1Perfuse Medtec Inc., London, ON, Canada; 2Toronto Regional Wound Healing Clinic, Mississauga, ON, Canada; 3Professional Practice Scarborough and Rouge Hospital Centenary Site, Scarborough ON, Canada; 4Lawrence S. Bloomberg Faculty of Nursing, University of Toronto, Toronto, ON, Canada; 5Advanced Wound Healing Clinic, Windsor, ON, Canada

Abstract: Conservative sharp wound debridement, as part of the wound bed preparation paradigm, can be performed in a wide variety of settings including the patients’ home or community clinic settings, by health care professionals who perform within their scope of practice and have been certified to be competent. This paper reviews the components that must be in place to ensure safe delivery of conservative sharp wound debridement for an increased number of clinicians, with organizational support, based on practices in a Canadian context. Expected goals are a cleaner wound bed, with an increased percentage of viable tissue, decreased amount of wound exudate, corresponding decreased risk of wound infection and malodor, and improved periwound skin.

Keywords: wound bed preparation, competency, non-viable tissue, scope of practice, CSWD

Scope of the paper and background

A person with a chronic wound presents many challenges to the health care provider (HCP). Understanding the cause of the wound, concerns of the patients, and the management of the local wound care is essential for the HCP.

Debridement is an important element for the Wound Bed Preparation paradigm to promote healing1 under the heading “local wound care.” It is interesting to note that reference to debridement goes back to the 18th century when French physicians would make an incision to relieve the pressure caused by the swelling associated with wounds from war injuries. During the First World War, the term “debridement” was redefined to include excision of all non-viable and foreign materials.2 The choice for the method of debridement – autolytic, biological, enzymatic, mechanical, or sharp – in part depends on the status of the wound, the patient preference, and the work environment as well as the knowledge, skill, and judgment of the HCP. This article discusses patient selection and perspectives for conservative sharp wound debridement (CSWD), from the perspective of nurses. Despite such a long history, limited literature is available on the topic of sharp wound debridement, and even less for the conservative method practiced by nurses. The authors conducted a literature review in PubMed and Cinahl for papers from 1995 to 2013. The words “wound debridement” resulted in 14,239 articles, “sharp debridement” 219, “sharp wound debridement” 181, and “conservative sharp debridement” 21 articles. Only six of these were relevant.

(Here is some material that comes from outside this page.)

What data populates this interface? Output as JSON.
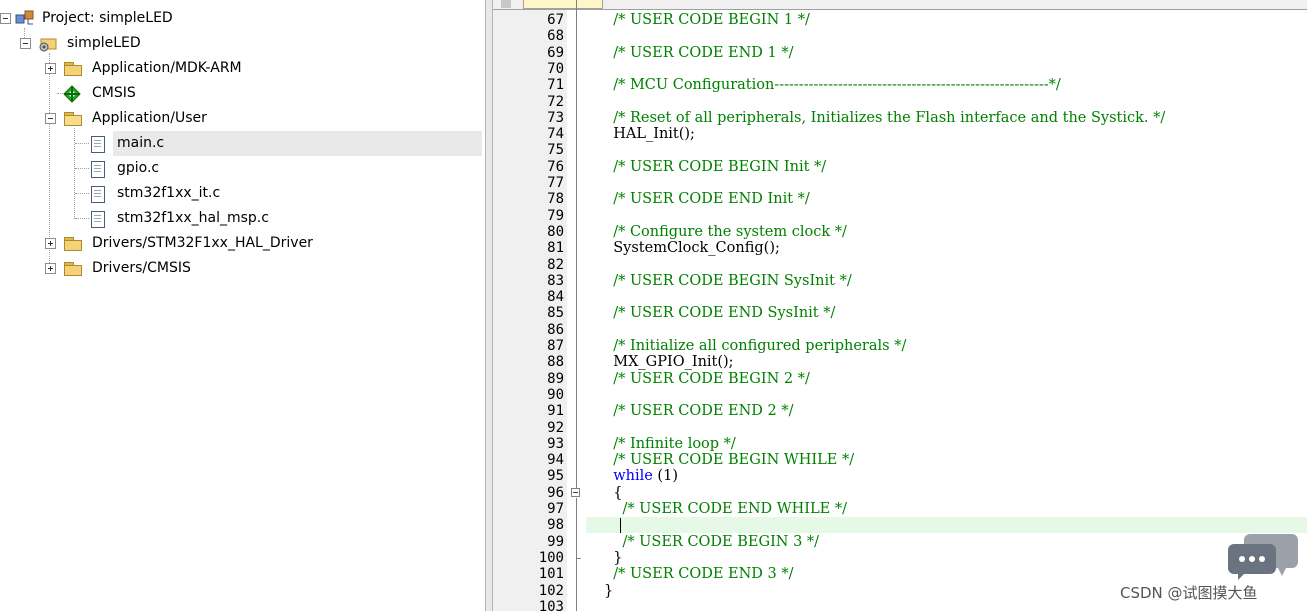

Due to this scarcity, and also due to the authors’ experience, involvement in dissemination and education, and familiarity with Canadian literature on CSWD, we chose to include it in this paper.

CSWD is defined by the Canadian Association for Enterostomal Therapy (now Nurses Specialized in Wound, Ostomy and Continence Canada [NSWOCC]) as the removal of loose, devascularized tissue, callous or hyperkeratotic tissue with the aid of a scalpel, scissors, or curette above the level of viable tissue.3 This skill requires clear direction within organizations as to who can perform therapeutically, ethically, safely, and within the scope of practice for their health profession, as determined by law.4 Alexander Pope coined the phrase “fools rush in where angels fear to tread” in his Essay on Criticism in 1711.5 This wisdom can be applied to health care professionals who perform CSWD without evaluating the patients’ suitability and/or without having the knowledge, skill, judgment, and authority to do so. However, recognizing when debridement is needed, knowing when it is safe to do, and deciding which method is appropriate to the patient situation are crucial.

Benefits and indications

Necrotic tissue and slough are key contributors to wound chronicity and thus debridement is necessary for wound healing.6,7 CSWD is an appropriate method of debridement when there is devitalized (necrotic) tissue such as slough or eschar, peri-wound callus or hyperkeratosis that can be clearly separated from viable tissue, where other types of debridement will not work, and/or where speed is of the essence. It can be used in conjunction with other methods of debridement. For example, autolytic debridement using a moisture-retentive dressing or enzymatic debridement with collagenase can be used prior to performing CSWD to soften and degrade the devitalized tissue and can be continued after CSWD if the wound bed is not 100% debrided. Mechanical debridement can also complement CSWD by removing slough and debris that cannot be picked up with a tissue forceps. Acceptable methods of mechanical debridement include wound irrigation using a single-use, 7–12 psi pre-filled bottle or a 30–35 mL syringe and an 18- or 19-gauge intravenous catheter/wound irrigation tip with 100–150 mL solution.8 Another option is a sterile single-use pad made up of monofilament polyester fibers cut at angled tips to penetrate irregularly shaped areas. This removes devitalized tissue and wound debris, reducing pain and anxiety related to other methods of debridement.9,10 Patients can be taught self-care with any of these methods to help debride their wound.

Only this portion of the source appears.